Figure 1: The relationship between the hydrogen mass-to-luminosity ratio and the rotational velocity. The solid line shows the least-squares regression. Some galaxies with extreme parameters, like NGC 205, DDO 154, UGCA 292, are indicated with their name in the figure. The quantities "r" and "k" in a corner correspond to the regression parameters in the Cols. (4) and (7) of Table 1

Figure 1 presents the distribution of the LV galaxies according to their rotational velocity and hydrogen mass-to-luminosity ratio. Here both variables are independent of the galaxy distance. These data confirm the well-known fact (HR, [20, McGaugh & de Blok 1997)] that the amount of hydrogen mass per unit of luminosity increases from giant spirals towards dwarfs. For some dwarf systems (K 90, DDO 154, and UGCA 292) their $M_{\rm HI}/L$ ratio reaches the maximum value, $\sim5 \;M_{\hbox{$\odot$}}/L_{\hbox{$\odot$}}$.The distribution of galaxies according to the "total" mass-to-luminosity ratio and rotational velocity is given in Fig. 2. Unlike $M_{\rm HI}/L,$ the M₂₅/L ratio tends to decrease from giant spirals to dwarf galaxies. The same result was derived by HR (line 14 in Table 1) and [3, Broeils & Rhee (1997).] It should be noted, however, that M₂₅/L is practically independent of the galaxy luminosity (line 6 in Table 1). Moreover, some authors (HR, [24, Salpeter & Hoffman 1996)] point even to a small increase in M₂₅/L towards dwarf galaxies, which gives grounds to assume a growth of relative amount of Dark Matter towards dwarf galaxies. But the origin of this difference may simply be caused by the statistical nature of the relations: $M_{25}/L\propto V_{\rm m}$and $M_{25}/L\propto L$, when mesurement errors of the observables have different influence on the correlation coefficients.

 

Figure 2: The "total" mass-to-luminosity ratio versus the rotational velocity. The least-squares regression parameters, r and k, from Table 1 are shown in a corner

As it is seen in Fig. 2, the value of M₂₅/L for the considered galaxies occupies a range from 0.2 to $16 \;M_{\hbox{$\odot$}}/L_{\hbox{$\odot$}}$ with a median of $3.0 \;M_{\hbox{$\odot$}}/L_{\hbox{$\odot$}}$. The minimum "total" mass-to-luminosity ratios are characteristic of galaxies having a high surface brightness with signs of active star formation (NGC 1569, NGC 5253). The maximum M₂₅/L ratios are inherent in galaxies of low surface brightness like KK 210, PGC 18370, K 15 and K 90.
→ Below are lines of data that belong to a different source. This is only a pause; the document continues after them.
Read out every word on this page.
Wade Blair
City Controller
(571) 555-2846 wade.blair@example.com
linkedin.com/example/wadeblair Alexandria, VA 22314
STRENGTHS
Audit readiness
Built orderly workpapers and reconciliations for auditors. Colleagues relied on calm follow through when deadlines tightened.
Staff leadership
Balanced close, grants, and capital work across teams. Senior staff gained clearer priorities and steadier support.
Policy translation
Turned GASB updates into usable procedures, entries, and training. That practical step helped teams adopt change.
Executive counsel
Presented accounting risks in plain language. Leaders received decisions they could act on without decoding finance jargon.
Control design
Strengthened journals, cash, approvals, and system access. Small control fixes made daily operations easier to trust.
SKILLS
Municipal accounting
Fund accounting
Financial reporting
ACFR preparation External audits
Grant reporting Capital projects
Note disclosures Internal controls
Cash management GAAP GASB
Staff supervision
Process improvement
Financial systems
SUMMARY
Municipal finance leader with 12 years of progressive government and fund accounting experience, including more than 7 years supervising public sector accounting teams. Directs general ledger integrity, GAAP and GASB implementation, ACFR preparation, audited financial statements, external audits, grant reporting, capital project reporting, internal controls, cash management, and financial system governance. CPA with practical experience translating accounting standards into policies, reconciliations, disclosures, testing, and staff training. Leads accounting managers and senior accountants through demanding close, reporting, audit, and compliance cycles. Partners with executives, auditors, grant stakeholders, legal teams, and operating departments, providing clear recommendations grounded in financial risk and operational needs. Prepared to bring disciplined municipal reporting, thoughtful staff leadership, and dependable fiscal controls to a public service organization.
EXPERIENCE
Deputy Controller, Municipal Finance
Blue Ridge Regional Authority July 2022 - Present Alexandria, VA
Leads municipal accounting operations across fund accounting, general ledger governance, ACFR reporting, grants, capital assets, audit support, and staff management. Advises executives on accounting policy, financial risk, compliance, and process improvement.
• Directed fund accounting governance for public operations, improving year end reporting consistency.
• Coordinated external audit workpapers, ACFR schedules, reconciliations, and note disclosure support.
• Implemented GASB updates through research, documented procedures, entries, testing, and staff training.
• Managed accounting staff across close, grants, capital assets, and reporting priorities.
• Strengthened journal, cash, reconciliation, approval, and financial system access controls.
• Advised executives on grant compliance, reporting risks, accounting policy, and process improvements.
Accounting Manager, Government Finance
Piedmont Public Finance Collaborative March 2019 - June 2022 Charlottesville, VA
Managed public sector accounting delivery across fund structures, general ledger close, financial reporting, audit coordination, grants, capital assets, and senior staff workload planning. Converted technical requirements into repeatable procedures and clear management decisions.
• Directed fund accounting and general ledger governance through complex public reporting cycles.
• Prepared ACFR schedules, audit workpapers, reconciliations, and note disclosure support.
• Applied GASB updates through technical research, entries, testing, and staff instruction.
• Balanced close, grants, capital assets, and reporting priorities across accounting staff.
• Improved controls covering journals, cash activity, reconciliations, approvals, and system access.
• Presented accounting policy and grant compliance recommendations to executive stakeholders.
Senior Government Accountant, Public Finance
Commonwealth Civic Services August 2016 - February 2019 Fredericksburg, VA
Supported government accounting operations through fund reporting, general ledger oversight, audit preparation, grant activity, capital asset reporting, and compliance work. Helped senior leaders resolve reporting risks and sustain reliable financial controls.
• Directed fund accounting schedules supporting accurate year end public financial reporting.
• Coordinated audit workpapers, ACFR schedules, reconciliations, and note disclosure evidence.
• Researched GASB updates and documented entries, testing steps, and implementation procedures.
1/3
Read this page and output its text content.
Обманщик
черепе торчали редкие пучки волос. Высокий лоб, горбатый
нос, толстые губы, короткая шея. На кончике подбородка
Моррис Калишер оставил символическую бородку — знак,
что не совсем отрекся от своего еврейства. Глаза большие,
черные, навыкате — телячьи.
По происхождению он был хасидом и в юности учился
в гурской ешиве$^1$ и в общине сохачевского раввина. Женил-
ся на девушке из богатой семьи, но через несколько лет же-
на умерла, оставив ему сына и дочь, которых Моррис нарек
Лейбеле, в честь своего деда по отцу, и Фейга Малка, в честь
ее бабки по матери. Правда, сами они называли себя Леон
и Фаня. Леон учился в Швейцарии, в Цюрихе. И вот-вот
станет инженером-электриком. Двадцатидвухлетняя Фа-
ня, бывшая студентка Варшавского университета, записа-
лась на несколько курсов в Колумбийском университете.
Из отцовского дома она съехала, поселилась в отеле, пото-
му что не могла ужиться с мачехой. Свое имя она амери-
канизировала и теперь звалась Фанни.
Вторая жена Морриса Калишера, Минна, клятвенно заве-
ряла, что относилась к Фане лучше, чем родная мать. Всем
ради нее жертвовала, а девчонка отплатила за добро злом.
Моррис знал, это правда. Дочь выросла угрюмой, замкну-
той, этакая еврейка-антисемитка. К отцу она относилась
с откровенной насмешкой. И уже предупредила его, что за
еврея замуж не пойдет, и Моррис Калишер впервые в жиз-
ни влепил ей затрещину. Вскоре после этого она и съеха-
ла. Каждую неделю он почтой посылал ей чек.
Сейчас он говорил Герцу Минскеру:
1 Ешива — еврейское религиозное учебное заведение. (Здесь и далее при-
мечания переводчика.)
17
[26, Staveley-Smith & Davies (1988)] and [11, Huchtmeier & Richter (1988)] noted that the hydrogen mass-to-"total" mass ratio increases from giant towards dwarf systems. This known effect is also well seen in Fig. 3 for the sample of nearby galaxies.

 

Figure 3: The fractional HI mass shown as a function of rotational velocity. The solid line shows the least-squares regression. Some galaxies with extreme parameters, like NGC 205, DDO 154, UGCA 292, are indicated with their name in the figure. The quantities "r" and "k" in a corner correspond to the regression parameters in the Cols. (4) and (7) of Table 1

This relation has a clearer shape, when the rotational velocity is used as the argument instead of luminosity or linear diameter (see lines 7, 11, and 15 in Table 1). The median value of $M_{\rm HI}/M_{25}$ for the LV galaxies is about 0.25. Several dwarf systems like UGC 7949, K 215, and UGCA 292 have $M_{\rm HI}/M_{25}$ in the range of [1 - 3], which suggests that the true total mass of some dwarf galaxies exceeds their mass within R₂₅ at least by (2 - 3) times in accordance with [2, Broeils (1992).] An example of such a system is DDO 154 [4, (Carignan & Beaulieu, 1989).] But the three objects mentioned above seem to be even more HI-extended and unusual, deserving a detailed kinematic study in the HI line.

 

Figure 4: The HI surface density within the standard linear diameter (in M0 per Kpc2) as a function of rotational velocity. The solid line shows the least-squares regression. Some galaxies with extreme parameters, like NGC 205, are indicated with their name in the figure. The quantities "r" and "k" in a corner correspond to the regression parameters in the Cols. (4) and (7) of Table 1

In Fig. 4 a plot of the HI surface density (in $M_{\hbox{$\odot$}}$ per Kpc²) versus $V_{\rm m}$is displayed. The least-squares fit of these data, shown by the solid line, yields a slight decrease in $\Sigma_{\rm HI}$ towards giant galaxies unsignificant at the 1-sigma level.